According to Soriot, Fasenra is now the “leading biologic in class in terms of new patient starts” – indicating that the drug is competing well against two rival therapies in the interleukin-5 inhibitor class from GSK and Teva, with Nucala and Cinqaero respectively.

The consensus opinion is that Fasenra has an advantage over GSK’s rival from the same class, Nucala, because of its eight-week dosing schedule, compared with four weeks for the GSK drug.

But there have been setbacks – AZ’s Imfinzi (durvalumab) has been approved in several niche cancer indications but has so far come up short in the important first-line non-small cell lung cancer (NSCLC) use.

Overall survival data from AZ’s phase 3 MYSTIC trial is due before the end of the year, Soriot noted, but the Imfinzi and tremelimumab combination being tested in the trial has already failed to produce a benefit when measured against one of the trial’s endpoints of progression-free survival.

This casts doubts about the combination’s prospects in this indication, given the strong results from Keytruda that have given Merck & Co such a firm foothold in first line NSCLC.

From a batch of 22 phase 3 trial readouts in 2018 there have been five failures, including anifrolumab in lupus – and while this kind of attrition rate is to be expected AZ will surely need nearly all of its late stage trials to succeed if it is to meet its revenue goal.

For all of 2017, AZ’s annual sales were just under $22.5 billion – and with 2018 looking to be below or around this level the company must nearly double its revenues to hit the target set in 2014.

The company has been propping itself up by selling off older drugs, and while this has produced some handy one-off windfalls this strategy will not work forever.

AZ’s sales peaked at just over $33.5 billion in 2011 – to achieve its sales targets AZ will have to eclipse this figure over the next couple of years through growth generated by new drugs.

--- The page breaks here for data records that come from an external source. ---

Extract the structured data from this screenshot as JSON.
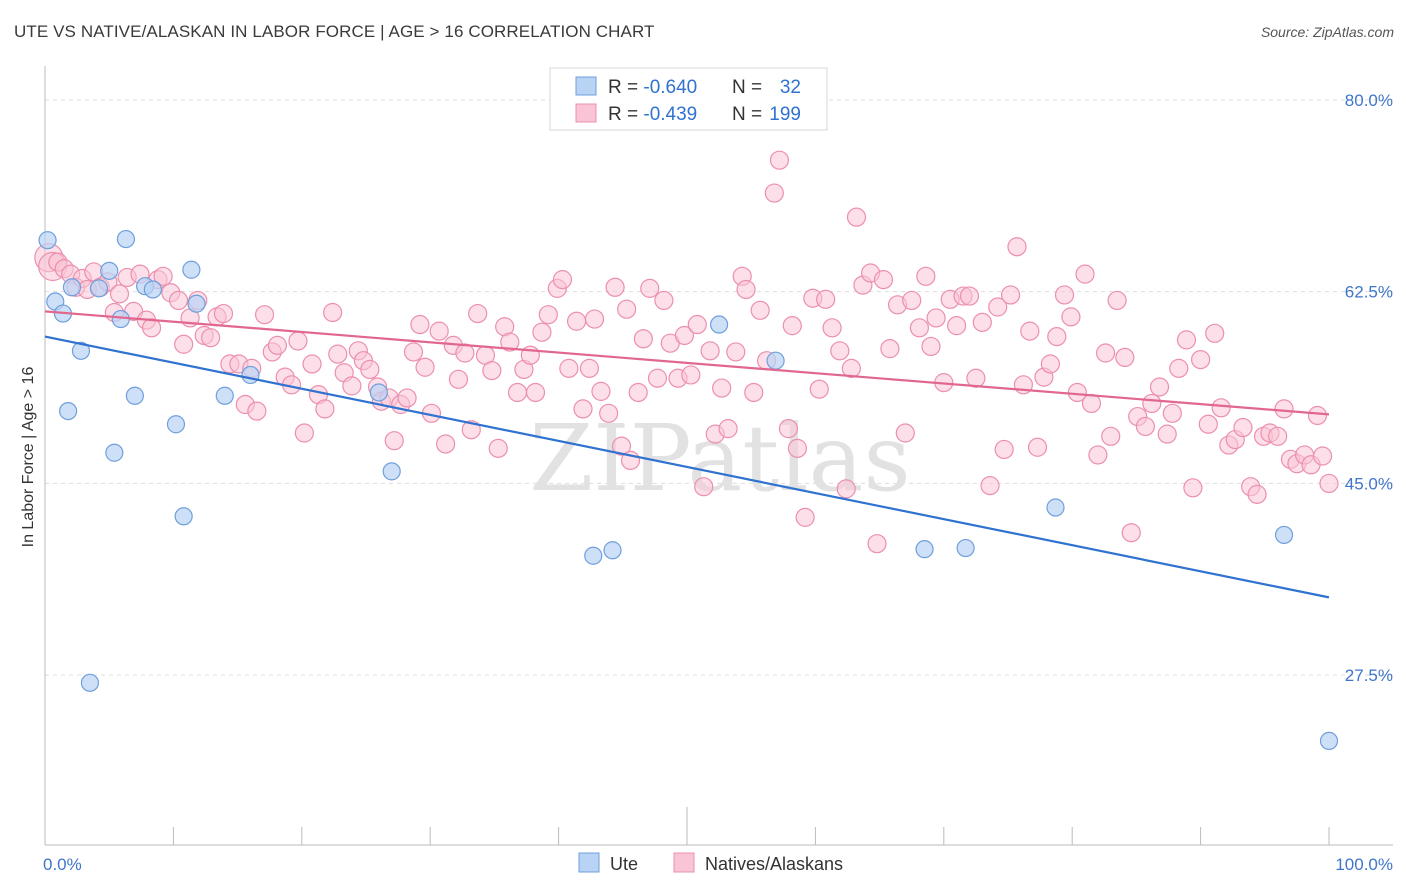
{
  "title": "UTE VS NATIVE/ALASKAN IN LABOR FORCE | AGE > 16 CORRELATION CHART",
  "source": "Source: ZipAtlas.com",
  "watermark": "ZIPatlas",
  "colors": {
    "ute_fill": "#b9d3f5",
    "ute_stroke": "#6f9fdc",
    "ute_line": "#2f72d0",
    "native_fill": "#f9c5d6",
    "native_stroke": "#ec8fae",
    "native_line": "#e2678f",
    "tick_text": "#3f76c9",
    "grid": "#dddddd"
  },
  "legend": {
    "ute": {
      "r_label": "R = ",
      "r_value": "-0.640",
      "n_label": "N = ",
      "n_value": "32"
    },
    "native": {
      "r_label": "R = ",
      "r_value": "-0.439",
      "n_label": "N = ",
      "n_value": "199"
    }
  },
  "chart_data": {
    "type": "scatter",
    "ylabel": "In Labor Force | Age > 16",
    "xlim": [
      0,
      100
    ],
    "ylim": [
      12,
      82
    ],
    "x_tick_labels": [
      "0.0%",
      "100.0%"
    ],
    "y_ticks": [
      27.5,
      45.0,
      62.5,
      80.0
    ],
    "y_tick_labels": [
      "27.5%",
      "45.0%",
      "62.5%",
      "80.0%"
    ],
    "grid": true,
    "legend_position": "top-center",
    "series": [
      {
        "name": "Ute",
        "trend": {
          "x": [
            0,
            100
          ],
          "y": [
            58.4,
            34.6
          ]
        },
        "points": [
          [
            0.2,
            67.2
          ],
          [
            0.8,
            61.6
          ],
          [
            1.4,
            60.5
          ],
          [
            2.1,
            62.9
          ],
          [
            2.8,
            57.1
          ],
          [
            1.8,
            51.6
          ],
          [
            3.5,
            26.8
          ],
          [
            4.2,
            62.8
          ],
          [
            5.0,
            64.4
          ],
          [
            5.4,
            47.8
          ],
          [
            5.9,
            60.0
          ],
          [
            6.3,
            67.3
          ],
          [
            7.0,
            53.0
          ],
          [
            7.8,
            63.0
          ],
          [
            8.4,
            62.7
          ],
          [
            10.2,
            50.4
          ],
          [
            10.8,
            42.0
          ],
          [
            11.4,
            64.5
          ],
          [
            11.8,
            61.4
          ],
          [
            14.0,
            53.0
          ],
          [
            16.0,
            54.9
          ],
          [
            26.0,
            53.3
          ],
          [
            27.0,
            46.1
          ],
          [
            42.7,
            38.4
          ],
          [
            44.2,
            38.9
          ],
          [
            52.5,
            59.5
          ],
          [
            56.9,
            56.2
          ],
          [
            68.5,
            39.0
          ],
          [
            71.7,
            39.1
          ],
          [
            78.7,
            42.8
          ],
          [
            96.5,
            40.3
          ],
          [
            100.0,
            21.5
          ]
        ]
      },
      {
        "name": "Natives/Alaskans",
        "trend": {
          "x": [
            0,
            100
          ],
          "y": [
            60.7,
            51.3
          ]
        },
        "points": [
          [
            0.3,
            65.6
          ],
          [
            0.6,
            64.8
          ],
          [
            1.0,
            65.2
          ],
          [
            1.5,
            64.6
          ],
          [
            2.0,
            64.1
          ],
          [
            2.4,
            62.9
          ],
          [
            2.9,
            63.7
          ],
          [
            3.3,
            62.7
          ],
          [
            3.8,
            64.3
          ],
          [
            4.3,
            62.9
          ],
          [
            4.9,
            63.4
          ],
          [
            5.4,
            60.6
          ],
          [
            5.8,
            62.3
          ],
          [
            6.4,
            63.8
          ],
          [
            6.9,
            60.7
          ],
          [
            7.4,
            64.1
          ],
          [
            7.9,
            59.9
          ],
          [
            8.3,
            59.2
          ],
          [
            8.8,
            63.6
          ],
          [
            9.2,
            63.9
          ],
          [
            9.8,
            62.4
          ],
          [
            10.4,
            61.7
          ],
          [
            10.8,
            57.7
          ],
          [
            11.3,
            60.1
          ],
          [
            11.9,
            61.7
          ],
          [
            12.4,
            58.5
          ],
          [
            12.9,
            58.3
          ],
          [
            13.4,
            60.2
          ],
          [
            13.9,
            60.5
          ],
          [
            14.4,
            55.9
          ],
          [
            15.1,
            55.9
          ],
          [
            15.6,
            52.2
          ],
          [
            16.1,
            55.5
          ],
          [
            16.5,
            51.6
          ],
          [
            17.1,
            60.4
          ],
          [
            17.7,
            57.0
          ],
          [
            18.1,
            57.6
          ],
          [
            18.7,
            54.7
          ],
          [
            19.2,
            54.0
          ],
          [
            19.7,
            58.0
          ],
          [
            20.2,
            49.6
          ],
          [
            20.8,
            55.9
          ],
          [
            21.3,
            53.1
          ],
          [
            21.8,
            51.8
          ],
          [
            22.4,
            60.6
          ],
          [
            22.8,
            56.8
          ],
          [
            23.3,
            55.1
          ],
          [
            23.9,
            53.9
          ],
          [
            24.4,
            57.1
          ],
          [
            24.8,
            56.2
          ],
          [
            25.3,
            55.4
          ],
          [
            25.9,
            53.8
          ],
          [
            26.2,
            52.5
          ],
          [
            26.8,
            52.8
          ],
          [
            27.2,
            48.9
          ],
          [
            27.7,
            52.2
          ],
          [
            28.2,
            52.8
          ],
          [
            28.7,
            57.0
          ],
          [
            29.2,
            59.5
          ],
          [
            29.6,
            55.6
          ],
          [
            30.1,
            51.4
          ],
          [
            30.7,
            58.9
          ],
          [
            31.2,
            48.6
          ],
          [
            31.8,
            57.6
          ],
          [
            32.2,
            54.5
          ],
          [
            32.7,
            56.9
          ],
          [
            33.2,
            49.9
          ],
          [
            33.7,
            60.5
          ],
          [
            34.3,
            56.7
          ],
          [
            34.8,
            55.3
          ],
          [
            35.3,
            48.2
          ],
          [
            35.8,
            59.3
          ],
          [
            36.2,
            57.9
          ],
          [
            36.8,
            53.3
          ],
          [
            37.3,
            55.4
          ],
          [
            37.8,
            56.7
          ],
          [
            38.2,
            53.3
          ],
          [
            38.7,
            58.8
          ],
          [
            39.2,
            60.4
          ],
          [
            39.9,
            62.8
          ],
          [
            40.3,
            63.6
          ],
          [
            40.8,
            55.5
          ],
          [
            41.4,
            59.8
          ],
          [
            41.9,
            51.8
          ],
          [
            42.4,
            55.5
          ],
          [
            42.8,
            60.0
          ],
          [
            43.3,
            53.4
          ],
          [
            43.9,
            51.4
          ],
          [
            44.4,
            62.9
          ],
          [
            44.9,
            48.4
          ],
          [
            45.3,
            60.9
          ],
          [
            45.6,
            47.1
          ],
          [
            46.2,
            53.3
          ],
          [
            46.6,
            58.2
          ],
          [
            47.1,
            62.8
          ],
          [
            47.7,
            54.6
          ],
          [
            48.2,
            61.7
          ],
          [
            48.7,
            57.8
          ],
          [
            49.3,
            54.6
          ],
          [
            49.8,
            58.5
          ],
          [
            50.3,
            54.9
          ],
          [
            50.8,
            59.5
          ],
          [
            51.3,
            44.7
          ],
          [
            51.8,
            57.1
          ],
          [
            52.2,
            49.5
          ],
          [
            52.7,
            53.7
          ],
          [
            53.2,
            50.0
          ],
          [
            53.8,
            57.0
          ],
          [
            54.3,
            63.9
          ],
          [
            54.6,
            62.7
          ],
          [
            55.2,
            53.3
          ],
          [
            55.7,
            60.8
          ],
          [
            56.2,
            56.2
          ],
          [
            56.8,
            71.5
          ],
          [
            57.2,
            74.5
          ],
          [
            57.9,
            50.0
          ],
          [
            58.2,
            59.4
          ],
          [
            58.6,
            48.2
          ],
          [
            59.2,
            41.9
          ],
          [
            59.8,
            61.9
          ],
          [
            60.3,
            53.6
          ],
          [
            60.8,
            61.8
          ],
          [
            61.3,
            59.2
          ],
          [
            61.9,
            57.1
          ],
          [
            62.4,
            44.5
          ],
          [
            62.8,
            55.5
          ],
          [
            63.2,
            69.3
          ],
          [
            63.7,
            63.1
          ],
          [
            64.3,
            64.2
          ],
          [
            64.8,
            39.5
          ],
          [
            65.3,
            63.6
          ],
          [
            65.8,
            57.3
          ],
          [
            66.4,
            61.3
          ],
          [
            67.0,
            49.6
          ],
          [
            67.5,
            61.7
          ],
          [
            68.1,
            59.2
          ],
          [
            68.6,
            63.9
          ],
          [
            69.0,
            57.5
          ],
          [
            69.4,
            60.1
          ],
          [
            70.0,
            54.2
          ],
          [
            70.5,
            61.8
          ],
          [
            71.0,
            59.4
          ],
          [
            71.5,
            62.1
          ],
          [
            72.0,
            62.1
          ],
          [
            72.5,
            54.6
          ],
          [
            73.0,
            59.7
          ],
          [
            73.6,
            44.8
          ],
          [
            74.2,
            61.1
          ],
          [
            74.7,
            48.1
          ],
          [
            75.2,
            62.2
          ],
          [
            75.7,
            66.6
          ],
          [
            76.2,
            54.0
          ],
          [
            76.7,
            58.9
          ],
          [
            77.3,
            48.3
          ],
          [
            77.8,
            54.7
          ],
          [
            78.3,
            55.9
          ],
          [
            78.8,
            58.4
          ],
          [
            79.4,
            62.2
          ],
          [
            79.9,
            60.2
          ],
          [
            80.4,
            53.3
          ],
          [
            81.0,
            64.1
          ],
          [
            81.5,
            52.3
          ],
          [
            82.0,
            47.6
          ],
          [
            82.6,
            56.9
          ],
          [
            83.0,
            49.3
          ],
          [
            83.5,
            61.7
          ],
          [
            84.1,
            56.5
          ],
          [
            84.6,
            40.5
          ],
          [
            85.1,
            51.1
          ],
          [
            85.7,
            50.2
          ],
          [
            86.2,
            52.3
          ],
          [
            86.8,
            53.8
          ],
          [
            87.4,
            49.5
          ],
          [
            87.8,
            51.4
          ],
          [
            88.3,
            55.5
          ],
          [
            88.9,
            58.1
          ],
          [
            89.4,
            44.6
          ],
          [
            90.0,
            56.3
          ],
          [
            90.6,
            50.4
          ],
          [
            91.1,
            58.7
          ],
          [
            91.6,
            51.9
          ],
          [
            92.2,
            48.5
          ],
          [
            92.7,
            49.0
          ],
          [
            93.3,
            50.1
          ],
          [
            93.9,
            44.7
          ],
          [
            94.4,
            44.0
          ],
          [
            94.9,
            49.3
          ],
          [
            95.4,
            49.6
          ],
          [
            96.0,
            49.3
          ],
          [
            96.5,
            51.8
          ],
          [
            97.0,
            47.2
          ],
          [
            97.5,
            46.8
          ],
          [
            98.1,
            47.6
          ],
          [
            98.6,
            46.7
          ],
          [
            99.1,
            51.2
          ],
          [
            99.5,
            47.5
          ],
          [
            100.0,
            45.0
          ]
        ]
      }
    ]
  },
  "bottom_legend": {
    "ute": "Ute",
    "native": "Natives/Alaskans"
  }
}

There are also doubts about whether Soriot will stay around to finish this daunting job – earlier this year he said he was one of the “lowest paid” CEOs in big pharma after a shareholder revolt on his pay package.

Soriot was strongly linked with the vacant CEO seat at Teva before Kare Schultz’s appointment last year, and again faced questions about his long-term commitment to the task during the results call.

Soriot’s pay is linked with the company’s performance, and it remains to be seen whether he will stay around if the recovery runs out of steam as the pharma faces off the impact of Brexit and the ongoing focus on drug prices in the US.

Questioned by reporters about his commitment to AZ, Soriot said: “I am enjoying what I am doing. There are a lot of exciting things happening, I have no plans to move on.”